The real issue is that too many programmers apply their own cultural norms to the issue of naming, in ways which privilege their particular culture at the expense of others'.
(You want to be able to identify people uniquely? Fine: allocate them a globally unique ID string within your own system. Then let them link this to whatever the hell they want -- be it an Anglophone forename-middlename-surname string sequence, or something entirely different that fits their cultural requirements. Once you get into designing a procrustean name storage architecture and insisting that everyone uses their true name, then you are inflicting your own culture's naming requirements on them, which is offensive at best. Especially when it isn't necessary.)
Sure. You go ahead and create a "culturally sensitive" system that allows people to create randomly changing names based on multiple character sets and unlimited length. On an infrastructure that was put in place in 1980 with a minimal budget just to get something running quickly because it was supposed to be temporary.
Most systems aren't going to be built with infinite flexibility. Some might argue that wouldn't even be possible. And perhaps it has absolutely nothing to do with the programmer's own cultural norms, but the system they are programming on, the budget they are dealing with, and their level of competency. Not every action that is offensive to a particular group is done deliberately to offend that group or even with the knowledge that it could be offensive.

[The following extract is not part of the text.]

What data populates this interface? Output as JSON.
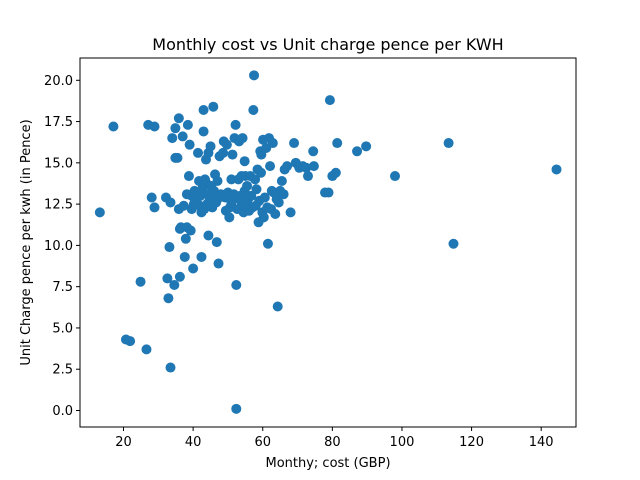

Meh. The .01% comment is perfectly relevant. Should the system be re-organized from the ground up and new licenses issued to everyone in the USA to accomodate last names of her length? I can't wait to carry around my postcard size license in my back pocket.
The system was written to work for the 99.9% of users it serves, the other 0.01% will unfortunately have to deal with the problem of being outliers.
Wrong. My argument is that there are constraints we have to deal with when programming. Those constraints make it difficult or impossible to investigate and satisfy every possible naming convention on the planet. If you happen to exclude some possible naming scheme or the one character set system you're working with won't tolerate much flexibility, that doesn't make you an offensive, rude human. And if you happen to make a judgement call and limit naming flexibility to a certain reasonable expectation, that also doesn't make you an offensive, rude human. We are under no ethical obligation to expend orders of magnitude more cost and effort to satisfy orders of magnitude fewer individuals. There's a limit. Flexibility isn't free.
It's only non-deliberate while you are ignorant of their problem. As soon as you are, it becomes part of your equation, and you're liable for underestimating its importance.
Where's that quote about lack of empathy masquerading as "brutal honesty/pragmatism/anti-PC-ness"...
But that's culturally insensitive to the Anglophone forename-middlename-surname string sequence, which cause users to expect "Zebediah Anderson" to sort before "John Smith".
There's no such thing as a free lunch. Optimize for the use cases you expect: if you're making a phone book for middle America, that's a different problem than a social network for Russia.
Requiring people to remember their ID numbers reeks of prison and/or Hitler; that would be substantially more offensive than asking people to do business under a name that can be entered on a keyboard and matched without cutting-edge image processing algorithms.
You're right, thank god US citizens aren't given a unique number at birth that they'd later need to attend school, get a driver's license, buy a house, or get a job.
Social Security Numbers are applied for voluntarily by the parents of the baby. Usually the hospital puts together the application from what I understand, but the parents can request that the hospital not do that. If a parent makes such a request, they usually have to educate the nurses that Social Security Numbers are not required by law, and are voluntary. If required for taxing purposes, a person without a Social Security Number will have to apply for an Individual Taxpayer Identification Number (ITIN). There is even a process to remove yourself from the Social Security program once you are 18, or convert to a religion that does not approve of it.
I would also venture to guess that not having a SSN or even an ITIN to use in place of the SNN is an automatic disqualification for attending school, getting a driver license, buying a house, or getting a job.
That's needed to verify unique identities when doing specific official business with institutions. It's not what's going to show up when you log into your work computer, send an email, use Facebook, or any of the thousands of places that computers use our names.
The real issue is that too many programmers apply their own cultural norms to the issue of naming, in ways which privilege their particular culture at the expense of others'.
(You want to be able to identify people uniquely? Fine: allocate them a globally unique ID string within your own system. Then let them link this to whatever the hell they want -- be it an Anglophone forename-middlename-surname string sequence, or something entirely different that fits their cultural requirements. Once you get into designing a procrustean name storage architecture and insisting that everyone uses their true name, then you are inflicting your own culture's naming requirements on them, which is offensive at best. Especially when it isn't necessary.)